When: Saturday, Jan. 28, 9 a.m.
Where: Pinal Fairgrounds & Event Center, 521 S. Eleven Mile Corner Road, Casa Grande
Cost: $15 (cash only), kids 12 and under free
What to expect
The Agri-Country Bluegrass Festival brings top talent from the genre both locally and nationwide to the fairgrounds for a day of live music.
“Bands this year include local favorites The Arizona Wildflowers, Jam Pak and winter visitors from Alaska, The Alaska Connection,” said Misti Todd, fairgrounds executive director. “We are also welcoming The Blue Canyon Boys, High Plains Tradition and Thunder and Lightnin.’”
The Alaska Connection, The Blue Canyon Boys, High Plains Tradition and Thunder and Lightnin’ are new to the festival this year.
There’s even a youth band called Jam Pak that has won over fans from all over with young musicians of all ages.
“They book great entertainment,” said Joel Dowling, an Arizona musician who emcees the proceedings. “The headliners last year were incredible. You’re getting both local acts right from Casa Grande to national acts who travel all over the world.”
Traditionally the event is a two-day festival, though the 2021 edition had to be canceled due to the COVID-19 pandemic. Now, the festival runs for only one day. However, there is still plenty to keep people entertained outside of the music, including a classic car show with $250 in cash prizes and the Country Comfort Quilt Show that will run until 4 p.m.
For those just there for the music, there have typically been multiple stages to enjoy, with enough variety for bluegrass fans of all types as well as those who don’t yet realize they like the genre. Which is good, because thousands of people come every year.
“It’s a dedicated audience, very much the same as any other festival you’d see in the Southwest,” said Dowling, who also plays upright bass and sings for the Back Porch Bandits at the festival. “The amenities are great.”
How it started
Bluegrass, at its core, is all about bringing people together and jamming. So it’s a suitable origin story that the Agri-Country Bluegrass Festival started in someone’s backyard.
Farmer Nancy Caywood remembers the jam sessions that would form in and around Casa Grande in the 1990s, as friends and strangers alike would form one-day bands to play some tunes.
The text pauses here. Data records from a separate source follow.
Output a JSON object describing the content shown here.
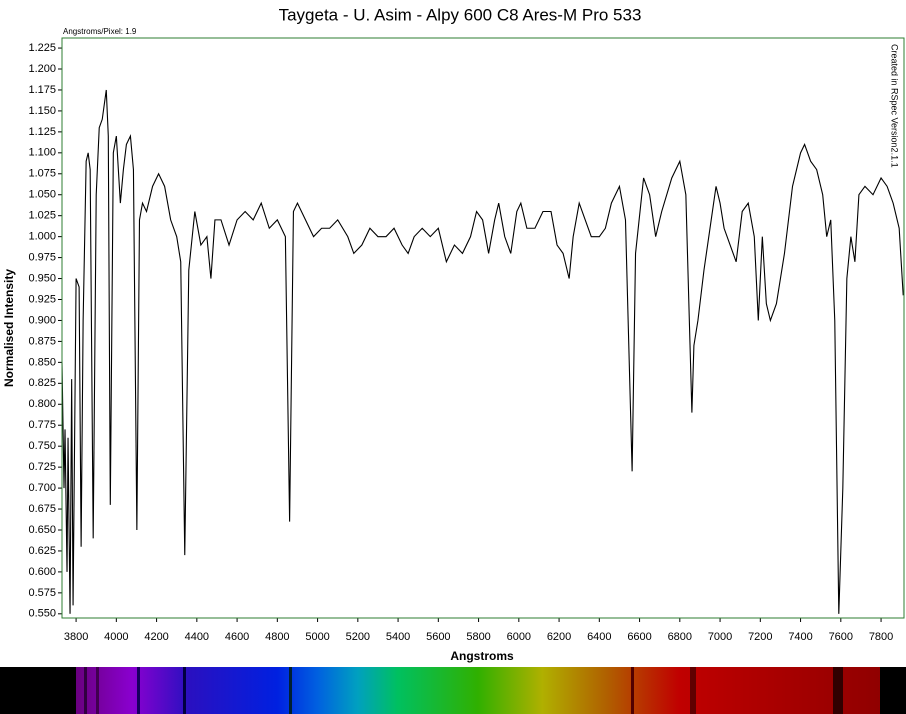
{
  "chart_data": {
    "type": "line",
    "title": "Taygeta - U. Asim - Alpy 600 C8 Ares-M Pro 533",
    "subtitle": "Angstroms/Pixel: 1.9",
    "annotation": "Created in RSpec Version2.1.1",
    "x_label": "Angstroms",
    "y_label": "Normalised Intensity",
    "color": "#000000",
    "frame_color": "#2e7d32",
    "grid": false,
    "xlim": [
      3730,
      7914
    ],
    "ylim": [
      0.545,
      1.237
    ],
    "xticks": [
      3800,
      4000,
      4200,
      4400,
      4600,
      4800,
      5000,
      5200,
      5400,
      5600,
      5800,
      6000,
      6200,
      6400,
      6600,
      6800,
      7000,
      7200,
      7400,
      7600,
      7800
    ],
    "yticks": [
      {
        "value": 0.55,
        "label": "0.550"
      },
      {
        "value": 0.575,
        "label": "0.575"
      },
      {
        "value": 0.6,
        "label": "0.600"
      },
      {
        "value": 0.625,
        "label": "0.625"
      },
      {
        "value": 0.65,
        "label": "0.650"
      },
      {
        "value": 0.675,
        "label": "0.675"
      },
      {
        "value": 0.7,
        "label": "0.700"
      },
      {
        "value": 0.725,
        "label": "0.725"
      },
      {
        "value": 0.75,
        "label": "0.750"
      },
      {
        "value": 0.775,
        "label": "0.775"
      },
      {
        "value": 0.8,
        "label": "0.800"
      },
      {
        "value": 0.825,
        "label": "0.825"
      },
      {
        "value": 0.85,
        "label": "0.850"
      },
      {
        "value": 0.875,
        "label": "0.875"
      },
      {
        "value": 0.9,
        "label": "0.900"
      },
      {
        "value": 0.925,
        "label": "0.925"
      },
      {
        "value": 0.95,
        "label": "0.950"
      },
      {
        "value": 0.975,
        "label": "0.975"
      },
      {
        "value": 1.0,
        "label": "1.000"
      },
      {
        "value": 1.025,
        "label": "1.025"
      },
      {
        "value": 1.05,
        "label": "1.050"
      },
      {
        "value": 1.075,
        "label": "1.075"
      },
      {
        "value": 1.1,
        "label": "1.100"
      },
      {
        "value": 1.125,
        "label": "1.125"
      },
      {
        "value": 1.15,
        "label": "1.150"
      },
      {
        "value": 1.175,
        "label": "1.175"
      },
      {
        "value": 1.2,
        "label": "1.200"
      },
      {
        "value": 1.225,
        "label": "1.225"
      }
    ],
    "x": [
      3730,
      3740,
      3745,
      3755,
      3760,
      3770,
      3778,
      3785,
      3800,
      3815,
      3825,
      3835,
      3850,
      3860,
      3870,
      3885,
      3900,
      3915,
      3930,
      3950,
      3960,
      3970,
      3985,
      4000,
      4020,
      4035,
      4050,
      4070,
      4085,
      4102,
      4115,
      4130,
      4150,
      4180,
      4210,
      4240,
      4270,
      4300,
      4320,
      4340,
      4360,
      4390,
      4420,
      4450,
      4470,
      4490,
      4520,
      4560,
      4600,
      4640,
      4680,
      4720,
      4760,
      4800,
      4840,
      4861,
      4880,
      4900,
      4940,
      4980,
      5020,
      5060,
      5100,
      5150,
      5180,
      5220,
      5260,
      5300,
      5340,
      5380,
      5420,
      5450,
      5480,
      5520,
      5560,
      5600,
      5640,
      5680,
      5720,
      5760,
      5790,
      5820,
      5850,
      5880,
      5900,
      5930,
      5960,
      5990,
      6010,
      6040,
      6080,
      6120,
      6160,
      6190,
      6220,
      6250,
      6270,
      6300,
      6330,
      6360,
      6400,
      6430,
      6460,
      6500,
      6530,
      6563,
      6580,
      6620,
      6650,
      6680,
      6710,
      6760,
      6800,
      6830,
      6860,
      6870,
      6890,
      6920,
      6950,
      6980,
      7000,
      7020,
      7050,
      7080,
      7110,
      7140,
      7170,
      7190,
      7210,
      7230,
      7250,
      7280,
      7320,
      7360,
      7400,
      7420,
      7450,
      7480,
      7510,
      7530,
      7550,
      7570,
      7590,
      7610,
      7630,
      7650,
      7670,
      7690,
      7720,
      7760,
      7800,
      7830,
      7860,
      7890,
      7910
    ],
    "values": [
      0.85,
      0.7,
      0.77,
      0.6,
      0.76,
      0.55,
      0.83,
      0.56,
      0.95,
      0.94,
      0.63,
      0.9,
      1.09,
      1.1,
      1.08,
      0.64,
      1.05,
      1.13,
      1.14,
      1.175,
      1.12,
      0.68,
      1.1,
      1.12,
      1.04,
      1.08,
      1.11,
      1.12,
      1.08,
      0.65,
      1.02,
      1.04,
      1.03,
      1.06,
      1.075,
      1.06,
      1.02,
      1.0,
      0.97,
      0.62,
      0.96,
      1.03,
      0.99,
      1.0,
      0.95,
      1.02,
      1.02,
      0.99,
      1.02,
      1.03,
      1.02,
      1.04,
      1.01,
      1.02,
      1.0,
      0.66,
      1.03,
      1.04,
      1.02,
      1.0,
      1.01,
      1.01,
      1.02,
      1.0,
      0.98,
      0.99,
      1.01,
      1.0,
      1.0,
      1.01,
      0.99,
      0.98,
      1.0,
      1.01,
      1.0,
      1.01,
      0.97,
      0.99,
      0.98,
      1.0,
      1.03,
      1.02,
      0.98,
      1.02,
      1.04,
      1.0,
      0.98,
      1.03,
      1.04,
      1.01,
      1.01,
      1.03,
      1.03,
      0.99,
      0.98,
      0.95,
      1.0,
      1.04,
      1.02,
      1.0,
      1.0,
      1.01,
      1.04,
      1.06,
      1.02,
      0.72,
      0.98,
      1.07,
      1.05,
      1.0,
      1.03,
      1.07,
      1.09,
      1.05,
      0.79,
      0.87,
      0.9,
      0.96,
      1.01,
      1.06,
      1.04,
      1.01,
      0.99,
      0.97,
      1.03,
      1.04,
      1.0,
      0.9,
      1.0,
      0.92,
      0.9,
      0.92,
      0.98,
      1.06,
      1.1,
      1.11,
      1.09,
      1.08,
      1.05,
      1.0,
      1.02,
      0.9,
      0.55,
      0.7,
      0.95,
      1.0,
      0.97,
      1.05,
      1.06,
      1.05,
      1.07,
      1.06,
      1.04,
      1.01,
      0.93
    ]
  }
}
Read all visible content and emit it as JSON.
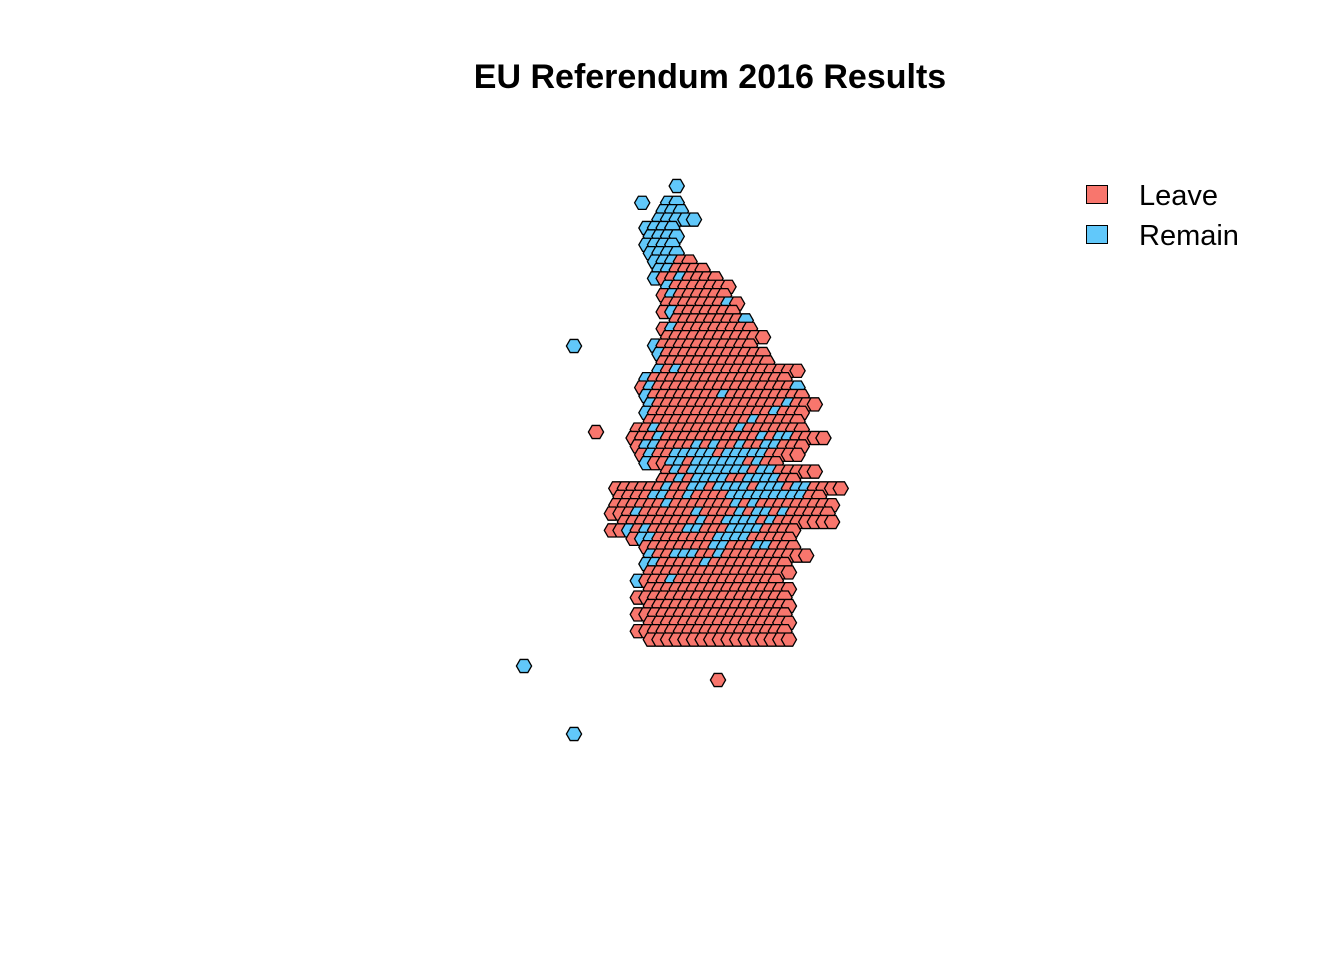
{
  "title": "EU Referendum 2016 Results",
  "colors": {
    "Leave": "#f8766d",
    "Remain": "#61c8fa",
    "outline": "#000000"
  },
  "legend": {
    "items": [
      {
        "label": "Leave",
        "color": "#f8766d"
      },
      {
        "label": "Remain",
        "color": "#61c8fa"
      }
    ]
  },
  "chart_data": {
    "type": "hexagon map",
    "categories": [
      "Leave",
      "Remain"
    ],
    "counts": {
      "Leave": 393,
      "Remain": 86
    }
  }
}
Eventually, the sessions got so big that hundreds of people would start gathering at the fairgrounds every January to play.
“You can learn from someone who’s been playing one minute or someone who’s been playing for years,” Caywood said. “I love the people who share all they know about music because they love it and they want as many people as possible to love it as well.”
Around 2009, Connie Lane took over as the fairgrounds manager and expanded the jam sessions to a more organized festival. Caywood, a self-taught fiddle player, said the festival became a celebration of bluegrass, something that she doesn’t take for granted in Pinal County.
Caywood was introduced to bluegrass when a high school friend asked her to come to a fiddling competition where her boyfriend was playing. She thought she would hate the music but became so enthralled with it that she started teaching herself how to play.
“The music can be very, very unfamiliar,” she said. “But the more you listen to it the more you enjoy it. I could never imagine when I was in high school that I would be listening to it for fun someday.”
Why you should go
Bluegrass has seen a sort of resurgence over the past 20 years or so, particularly with the release of the hit movie “O Brother Where Art Thou,” which featured many songs of the genre and even saw George Clooney’s character form a band in order to stay away from the law.
“Bluegrass is music that everybody can relate to, and it’s music that an awfully high number are able to play,” Dowling said. “So you can go to a big venue with lots of lights and production, or you can go to somebody's backyard and watch four people play. It touches universal themes — often it’s murder. But there’s also the loss of things, the gaining of things, the wonder of things. All those exist in bluegrass music.”
He recommends that those who don’t yet have a relationship with bluegrass listen to the legends like Bill Monroe and Earl Scruggs, but to also check in on the big modern acts who are leaving their mark on the genre. Comedian Steve Martin has famously dedicated himself to his bluegrass band, Steep Canyon Rangers, which has provided many people an entry point to the music.
Caywood said to plan on having lunch there and supporting local vendors while being “absorbed in music,” with weather hopefully cooperating.
“Bring the kids and maybe they’ll be inspired to start playing,” Caywood said. “When you learn to play an instrument and you learn to play with other people, it’s a great way to socialize.”